DVD Picks & Passes

The Nativity Story (2006)- Pick


Lawrence of Arabia (1962) - Pick



Hollywood has never had a shortage of Christmas movies, yet even at the height of Hollywood biblical epics the real meaning of Christmas was essentially ignored.

The Nativity Story, new this week on DVD, goes a long way toward redressing this omission. Written by Mike Rich and directed by Catherine Hardwicke, the film weaves and elaborates the biblical infancy narratives into a character-centered tale of faith, calling and sacrifice.

Where other retellings follow Luke’s emphasis on Mary, The Nativity Story is a Matthean exploration of Joseph’s story, struggles and heroism. The film’s faults, such as they are, tend to be of omission rather than commission. The Annunciation scene includes “Let it be done to me according to your word,” but not “I am the Lord’s handmaid.” Mary’s Magnificat, omitted at the Visitation, is used in a closing voiceover — but in a highly edited form that robs it of much of its meaning.

Even so, despite claims to the contrary from a few critical Catholic voices, The Nativity Story’s imagining of the events surrounding Jesus’ birth in no way contradicts defined Catholic dogmas concerning Mary. (For more, see my article “The Nativity Story and Catholic Teaching” at DecentFilms.com.) The Nativity Story has been a long time coming. It’s a most welcome addition now that it’s here.

Sony, which recently released special editions of A Man for All Seasons and Gandhi, has a number of new special and collectable editions this week. One, Lawrence of Arabia, is one of the cinema’s grandest spectacles. At turns exhilarating, devastating and puzzling, it ponders the mystery of a man who was a mystery to himself.

Based on the autobiography of the eccentric, flamboyant WWI-era British officer, David Lean’s nearly four-hour epic is most often praised, justly so, for its desert cinematography, its sweeping score and Peter O’Toole’s career-defining performance.

First-time screenwriter Robert Bolt, who later wrote A Man for All Seasons and The Mission, makes Lawrence a kind of counterpoint to Thomas More. Lawrence seems to have “an adamantine sense of his own self,” as Bolt later wrote of More. Yet More has something that Lawrence finally lacks — a place to stand, an unshakeable foundation on which his sense of self is founded.

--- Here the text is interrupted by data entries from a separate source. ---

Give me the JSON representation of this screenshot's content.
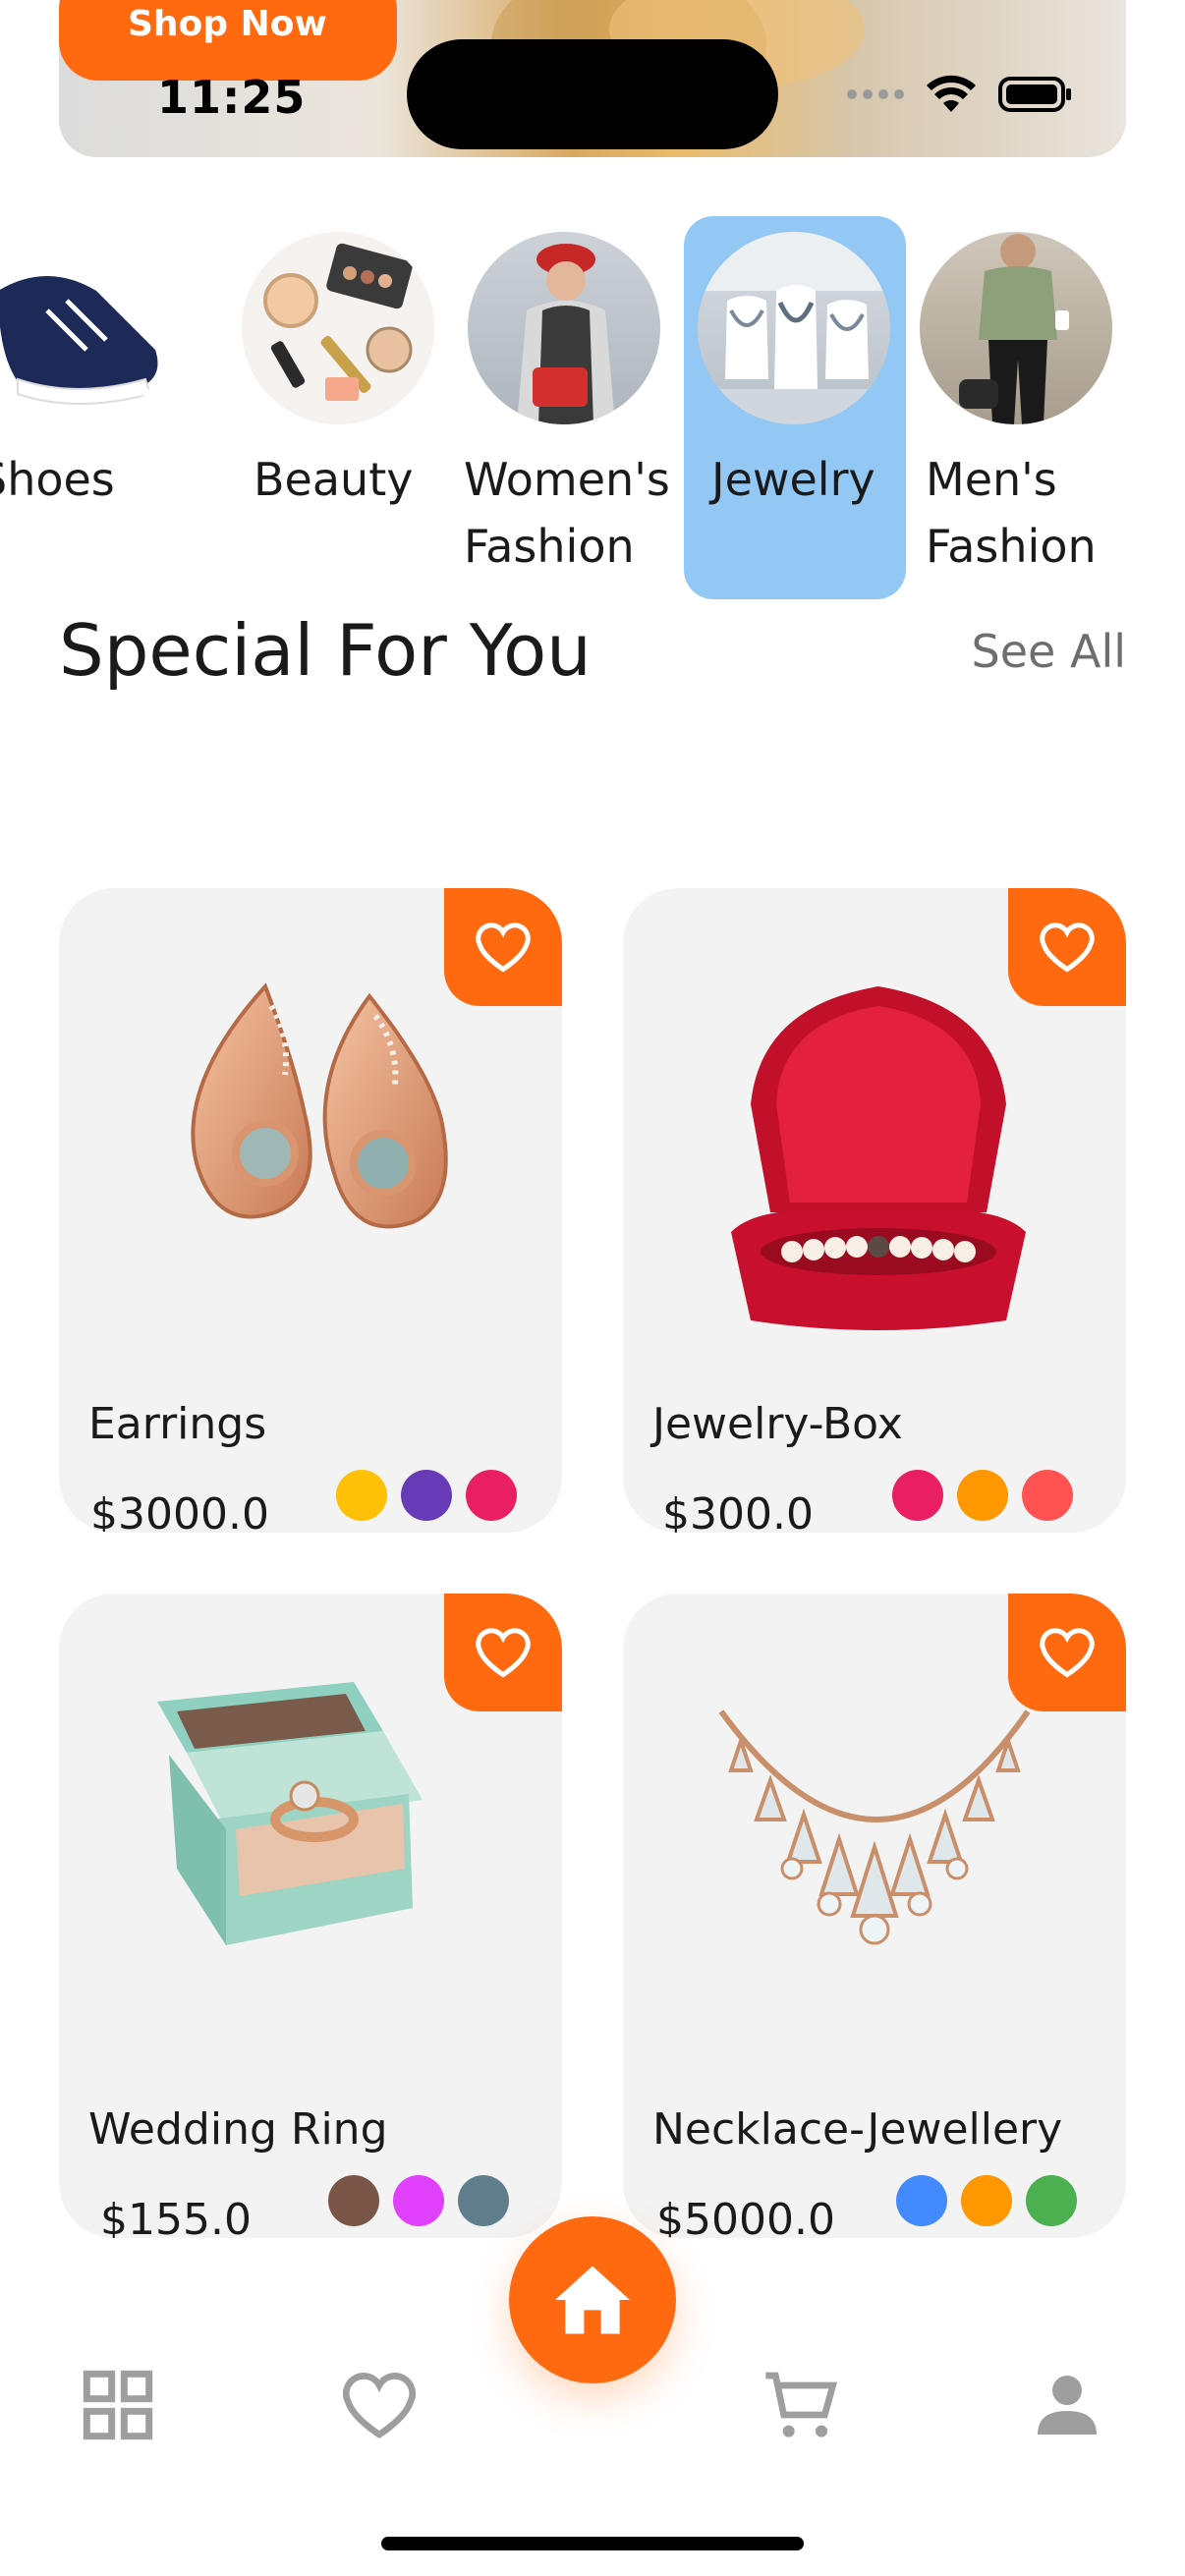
{
  "status_bar": {
    "time": "11:25"
  },
  "banner": {
    "cta_label": "Shop Now"
  },
  "categories": [
    {
      "label": "Shoes",
      "selected": false
    },
    {
      "label": "Beauty",
      "selected": false
    },
    {
      "label": "Women's\nFashion",
      "selected": false
    },
    {
      "label": "Jewelry",
      "selected": true
    },
    {
      "label": "Men's\nFashion",
      "selected": false
    }
  ],
  "section": {
    "title": "Special For You",
    "see_all": "See All"
  },
  "products": [
    {
      "name": "Earrings",
      "price": "$3000.0",
      "colors": [
        "#ffc107",
        "#673ab7",
        "#e91e63"
      ]
    },
    {
      "name": "Jewelry-Box",
      "price": "$300.0",
      "colors": [
        "#e91e63",
        "#ff9800",
        "#ff5252"
      ]
    },
    {
      "name": "Wedding Ring",
      "price": "$155.0",
      "colors": [
        "#795548",
        "#e040fb",
        "#607d8b"
      ]
    },
    {
      "name": "Necklace-Jewellery",
      "price": "$5000.0",
      "colors": [
        "#448aff",
        "#ff9800",
        "#4caf50"
      ]
    }
  ],
  "theme": {
    "accent": "#ff6a10",
    "selected_category": "#93c8f5",
    "card_bg": "#f3f3f3",
    "nav_icon": "#9e9e9e"
  },
  "bottom_nav": [
    "grid-icon",
    "heart-icon",
    "home-icon",
    "cart-icon",
    "person-icon"
  ]
}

Who is Lawrence? Can one not know oneself and still be anyone? God help us all.

Content advisory

The Nativity Story: Brief, mostly implied deadly menace to infants; a girl taken forcibly from her parents; a pair of fairly brief, non-graphic, but somewhat intense childbirth scenes. Might be too much for younger kids. Lawrence of Arabia: Recurring battlefield violence; implied sexual violence. Mature viewing.